As Gordon has hinted, this is the measurement after malting, prior to fermentation and distillation. I'd be interested to see Octomore's final phenol count--I doubt it's all that much higher than the Kildaltons. The malt, incidentally, was from Baird's of Inverness--Port Ellen was unable or unwilling to give Bruichladdich what they wanted.
Anyone here who hasn't read Peat Smoke and Spirit, by Andrew Jefford, should.
whiskyhibby wrote:Well I got my 12 bottles of the beast delivered today, still wondering if I should crack one open and try it.......................
That should be an easy one
BTW, distillery manager Michael Heads at Ardbeg said exactly what is mentioned above, that after distillation the peat hovers in the mid twenties. I wonder what that is for Laphroaig and Octomore.
What should be certain is that the Octomores have the highest peating levels before distillation and secondly after those, the Ardbeg Supernovas tick in well above the ordinary Kildaltons. I must say, tasting either of Octomore and Supernova's I'm not sure which I find the peatiest. In a way the Octomore seemed so "clean" in its pure peaty character, whereas the Supernova First edition has imho a higher degree of complexity amidst a very dense, peaty character but I find it hard to distinguish which I found the peatiest. They are both very well balanced and highly recommended. The 2010 Supernova to me, was a bit of a letdown upon the first edition. Strangely, I seem to find the Port Charlotte's of Bruichladdich to taste nearly as peaty, though I believe they were "only" peated to around 40 ppm iirc.

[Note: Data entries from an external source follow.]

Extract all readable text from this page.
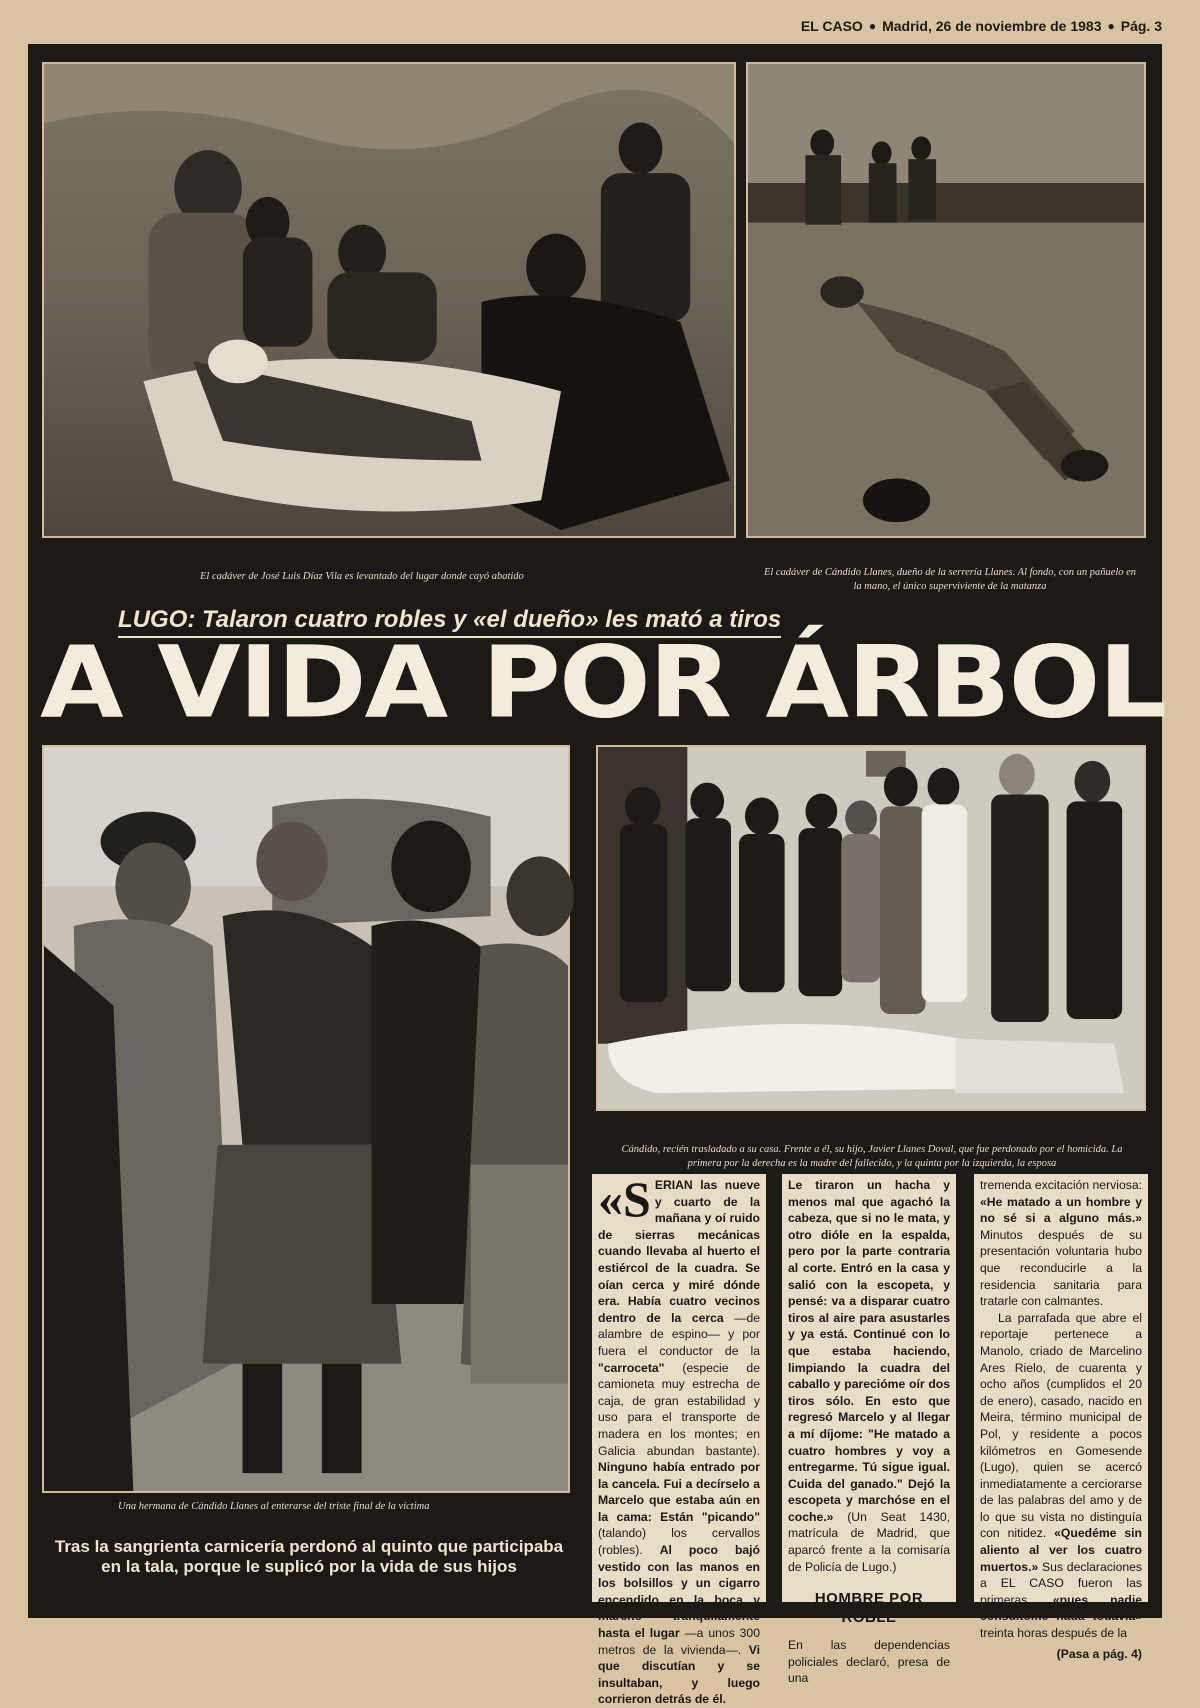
EL CASO ● Madrid, 26 de noviembre de 1983 ● Pág. 3
El cadáver de José Luis Díaz Vila es levantado del lugar donde cayó abatido	El cadáver de Cándido Llanes, dueño de la serrería Llanes. Al fondo, con un pañuelo en la mano, el único superviviente de la matanza
LUGO: Talaron cuatro robles y «el dueño» les mató a tiros
A VIDA POR ÁRBOL
Una hermana de Cándido Llanes al enterarse del triste final de la víctima
Tras la sangrienta carnicería perdonó al quinto que participaba en la tala, porque le suplicó por la vida de sus hijos
Cándido, recién trasladado a su casa. Frente a él, su hijo, Javier Llanes Doval, que fue perdonado por el homicida. La primera por la derecha es la madre del fallecido, y la quinta por la izquierda, la esposa
«S ERIAN las nueve y cuarto de la mañana y oí ruido de sierras mecánicas cuando llevaba al huerto el estiércol de la cuadra. Se oían cerca y miré dónde era. Había cuatro vecinos dentro de la cerca —de alambre de espino— y por fuera el conductor de la "carroceta" (especie de camioneta muy estrecha de caja, de gran estabilidad y uso para el transporte de madera en los montes; en Galicia abundan bastante). Ninguno había entrado por la cancela. Fui a decírselo a Marcelo que estaba aún en la cama: Están "picando" (talando) los cervallos (robles). Al poco bajó vestido con las manos en los bolsillos y un cigarro encendido en la boca y marchó tranquilamente hasta el lugar —a unos 300 metros de la vivienda—. Vi que discutían y se insultaban, y luego corrieron detrás de él.
Le tiraron un hacha y menos mal que agachó la cabeza, que si no le mata, y otro dióle en la espalda, pero por la parte contraria al corte. Entró en la casa y salió con la escopeta, y pensé: va a disparar cuatro tiros al aire para asustarles y ya está. Continué con lo que estaba haciendo, limpiando la cuadra del caballo y parecióme oír dos tiros sólo. En esto que regresó Marcelo y al llegar a mí díjome: "He matado a cuatro hombres y voy a entregarme. Tú sigue igual. Cuida del ganado." Dejó la escopeta y marchóse en el coche.» (Un Seat 1430, matrícula de Madrid, que aparcó frente a la comisaría de Policía de Lugo.)
HOMBRE POR ROBLE
En las dependencias policiales declaró, presa de una
tremenda excitación nerviosa: «He matado a un hombre y no sé si a alguno más.» Minutos después de su presentación voluntaria hubo que reconducirle a la residencia sanitaria para tratarle con calmantes.
La parrafada que abre el reportaje pertenece a Manolo, criado de Marcelino Ares Rielo, de cuarenta y ocho años (cumplidos el 20 de enero), casado, nacido en Meira, término municipal de Pol, y residente a pocos kilómetros en Gomesende (Lugo), quien se acercó inmediatamente a cerciorarse de las palabras del amo y de lo que su vista no distinguía con nitidez. «Quedéme sin aliento al ver los cuatro muertos.» Sus declaraciones a EL CASO fueron las primeras, «pues nadie consultóme nada todavía» treinta horas después de la
(Pasa a pág. 4)
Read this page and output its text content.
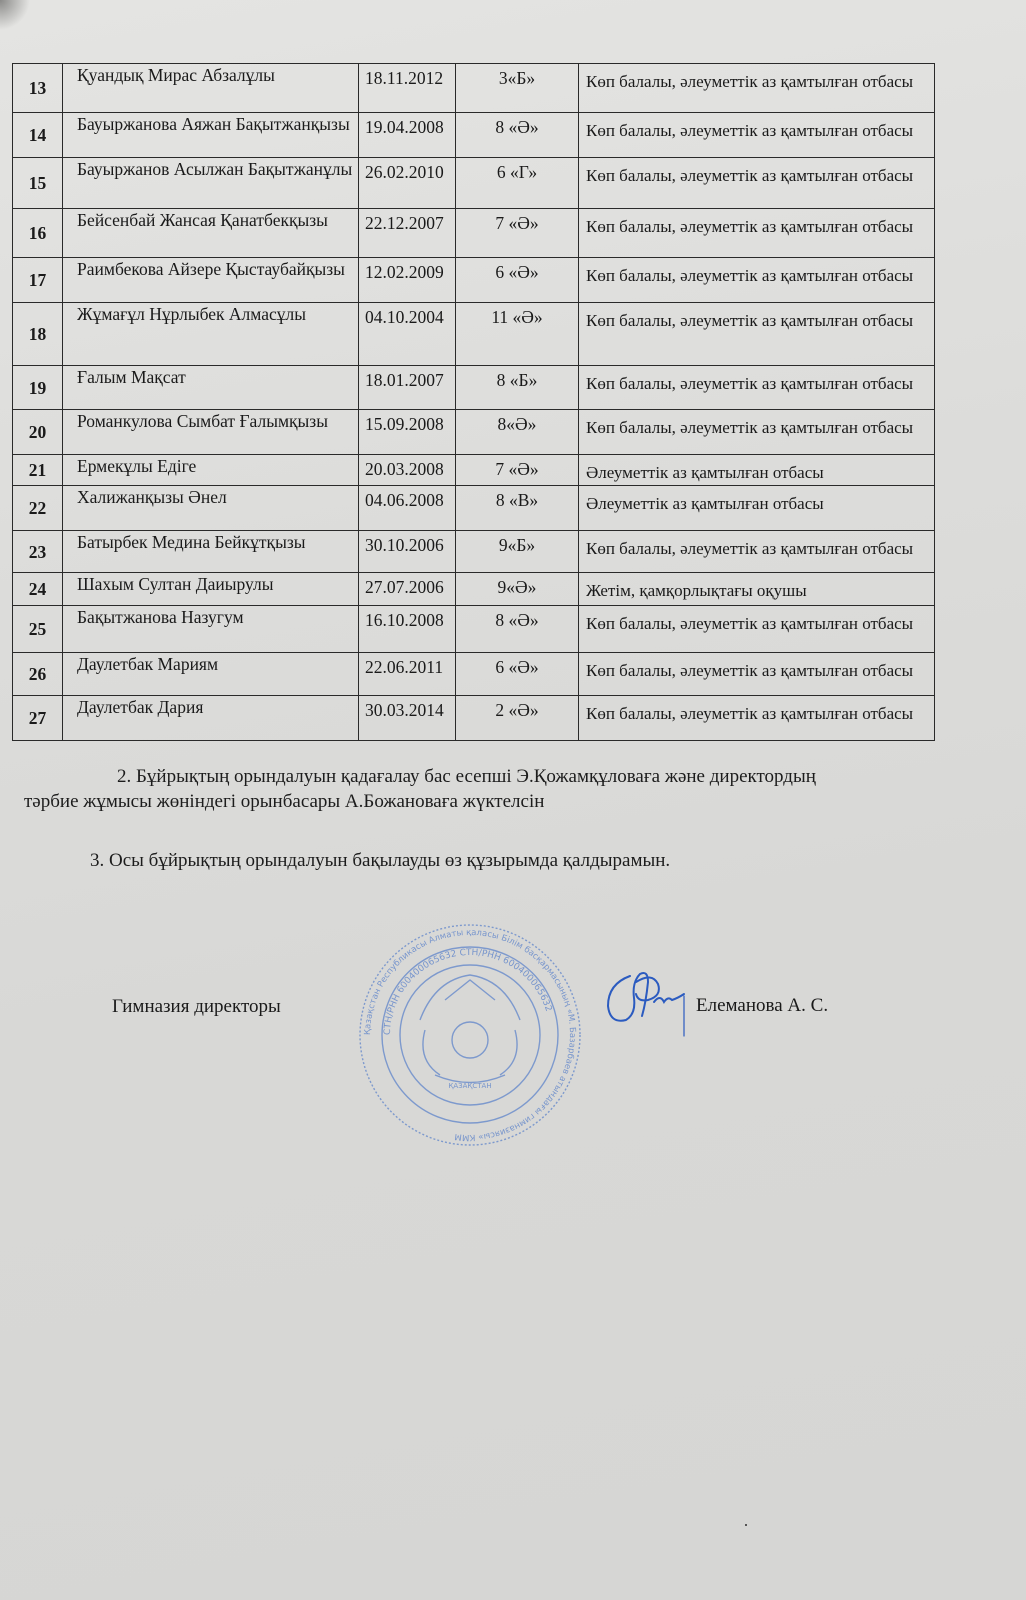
13	Қуандық Мирас Абзалұлы	18.11.2012	3«Б»	Көп балалы, әлеуметтік аз қамтылған отбасы
14	Бауыржанова Аяжан Бақытжанқызы	19.04.2008	8 «Ә»	Көп балалы, әлеуметтік аз қамтылған отбасы
15	Бауыржанов Асылжан Бақытжанұлы	26.02.2010	6 «Г»	Көп балалы, әлеуметтік аз қамтылған отбасы
16	Бейсенбай Жансая Қанатбекқызы	22.12.2007	7 «Ә»	Көп балалы, әлеуметтік аз қамтылған отбасы
17	Раимбекова Айзере Қыстаубайқызы	12.02.2009	6 «Ә»	Көп балалы, әлеуметтік аз қамтылған отбасы
18	Жұмағұл Нұрлыбек Алмасұлы	04.10.2004	11 «Ә»	Көп балалы, әлеуметтік аз қамтылған отбасы
19	Ғалым Мақсат	18.01.2007	8 «Б»	Көп балалы, әлеуметтік аз қамтылған отбасы
20	Романкулова Сымбат Ғалымқызы	15.09.2008	8«Ә»	Көп балалы, әлеуметтік аз қамтылған отбасы
21	Ермекұлы Едіге	20.03.2008	7 «Ә»	Әлеуметтік аз қамтылған отбасы
22	Халижанқызы Әнел	04.06.2008	8 «В»	Әлеуметтік аз қамтылған отбасы
23	Батырбек Медина Бейкұтқызы	30.10.2006	9«Б»	Көп балалы, әлеуметтік аз қамтылған отбасы
24	Шахым Султан Даиырулы	27.07.2006	9«Ә»	Жетім, қамқорлықтағы оқушы
25	Бақытжанова Назугум	16.10.2008	8 «Ә»	Көп балалы, әлеуметтік аз қамтылған отбасы
26	Даулетбак Мариям	22.06.2011	6 «Ә»	Көп балалы, әлеуметтік аз қамтылған отбасы
27	Даулетбак Дария	30.03.2014	2 «Ә»	Көп балалы, әлеуметтік аз қамтылған отбасы
2. Бұйрықтың орындалуын қадағалау бас есепші Э.Қожамқұловаға және директордың
тәрбие жұмысы жөніндегі орынбасары А.Божановаға жүктелсін
3. Осы бұйрықтың орындалуын бақылауды өз құзырымда қалдырамын.
Гимназия директоры
Қазақстан Республикасы Алматы қаласы Білім басқармасының «М. Базарбаев атындағы гимназиясы» КММ
СТН/РНН 600400065632 СТН/РНН 600400065632
ҚАЗАҚСТАН
Елеманова А. С.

Perhaps the distillation process eliminates a high degree of the phenols, that account for the extra level of peatiness, that are found right after malting in the Octomore/Supernova? I don't know.
As peat diminishes with age, the true way to find out which whisky is the most peaty is to go by taste judgement, and that is very subjective
Personally I find the Edradour peated, Ballechin to be the most peated tastewise, the burgundy matured to be specific. I havent tasted the other finishes so can't tell about those, but I have tasted Supernov and Octomore
MacDeffe wrote:...As peat diminishes with age, the true way to find out which whisky is the most peaty is to go by taste judgement, and that is very subjective...
Agreed. That's what it all comes down to anyway.
It's not so much about 'absolute' phenolic levels as it is about how those phenols 'fit in' and present themselves aromatically and tastewise relative to the other parameters of the fragrance and flavour profile of a whisky.